Sin ser militar debió comandar ejércitos; luego, sin ser diplomático debió hacer de tal cuando lo enviaron en 1815 a Europa; y siempre, sin ser maestro bregó por la educación de su pueblo. Todo lo que le tocó en suerte, lo hizo del modo más cabal, poniendo lo mejor de sí, amparado en sus convicciones religiosas y morales y en los saberes acumulados a lo largo de su vida. Nada, aún los errores cometidos —que los tuvo, como todo mortal— fue concebido o ejecutado con doblez o segundas intenciones para perjudicar a alguien o causar daño.
Creyente hasta la médula, tras la gran victoria de Tucumán, depositó en brazos de la Virgen de la Merced su bastón de mando, proclamándola Patrona del Ejercito. Estaba convencido de que aquel triunfo que salvó la revolución cuando nadie lo esperaba había sido un milagro, y así se lo reconocía a quien, según creía, había hecho de mediadora. Cuando se le otorgó una suculenta recompensa por las victorias conseguidas en esa campaña, declinó recibirla, solicitando que fuera destinada a levantar cuatro escuelas en ese norte arrasado por la guerra y la miseria.
Aún en las peores circunstancias trató de obrar conforme a sus principios y de hacer lo que mejor convenía a quienes dependían de sus decisiones, compartiendo con ellos éxitos y fracasos con igual entereza.
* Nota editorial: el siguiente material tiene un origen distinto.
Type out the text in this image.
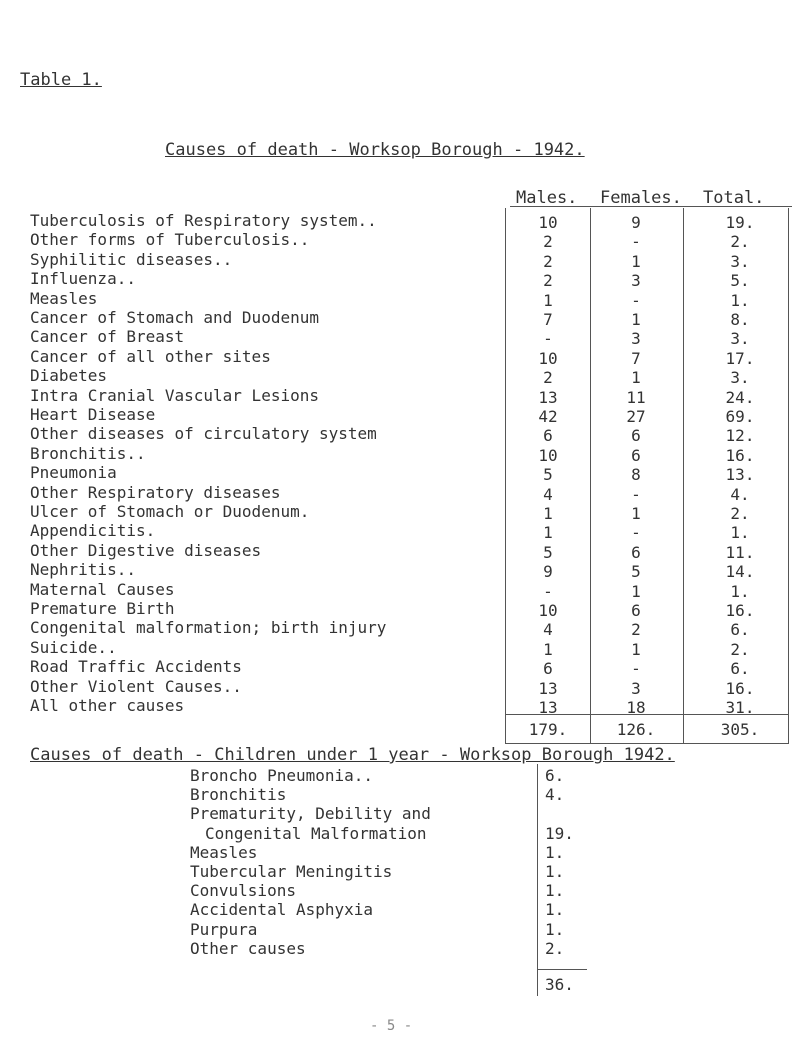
Table 1.
Causes of death - Worksop Borough - 1942.
Males. Females. Total.
Tuberculosis of Respiratory system..	10	9	19.
Other forms of Tuberculosis..	2	-	2.
Syphilitic diseases..	2	1	3.
Influenza..	2	3	5.
Measles	1	-	1.
Cancer of Stomach and Duodenum	7	1	8.
Cancer of Breast	-	3	3.
Cancer of all other sites	10	7	17.
Diabetes	2	1	3.
Intra Cranial Vascular Lesions	13	11	24.
Heart Disease	42	27	69.
Other diseases of circulatory system	6	6	12.
Bronchitis..	10	6	16.
Pneumonia	5	8	13.
Other Respiratory diseases	4	-	4.
Ulcer of Stomach or Duodenum.	1	1	2.
Appendicitis.	1	-	1.
Other Digestive diseases	5	6	11.
Nephritis..	9	5	14.
Maternal Causes	-	1	1.
Premature Birth	10	6	16.
Congenital malformation; birth injury	4	2	6.
Suicide..	1	1	2.
Road Traffic Accidents	6	-	6.
Other Violent Causes..	13	3	16.
All other causes	13	18	31.
179.	126.	305.
Causes of death - Children under 1 year - Worksop Borough 1942.
Broncho Pneumonia..	6.
Bronchitis	4.
Prematurity, Debility and
Congenital Malformation	19.
Measles	1.
Tubercular Meningitis	1.
Convulsions	1.
Accidental Asphyxia	1.
Purpura	1.
Other causes	2.
36.
- 5 -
En la guerra, procuró evitar derramamientos de sangre hasta donde le fue posible. Y cuando le tocó vencer, actuó sin odios ni rencores, como ocurrió tras la batalla de Salta.
Él, que como se dijo podría haber tenido una vida regalada, plácida, ni siquiera pudo armar una familia, mucho menos cuidar su patrimonio y su salud. Murió pobre y olvidado; asistido por su hermana Juana en la vieja casona paterna. Tan pobre que, como no recibió en vida la paga adeudada, le entregó al médico que lo atendió hasta el final lo único que conservaba de valor: un reloj de oro. El mismo que manos desaprensivas robaron del Museo Histórico Nacional donde estaba exhibido. A falta de una lápida, la frase “Aquí yace el General Belgrano” fue tallada sobre la tapa de mármol de un mueble de la casa.
Se podría seguir hasta el infinito. No en vano, perduran en la memoria colectiva esos valores y principios que guiaron todos los actos de su vida y que constituyen el principal legado que dejó, además de la hermosa bandera que creó a orillas del Paraná. Bagaje virtuoso que podría resumirse en palabras como desprendimiento, patriotismo, nobleza, dignidad y compromiso.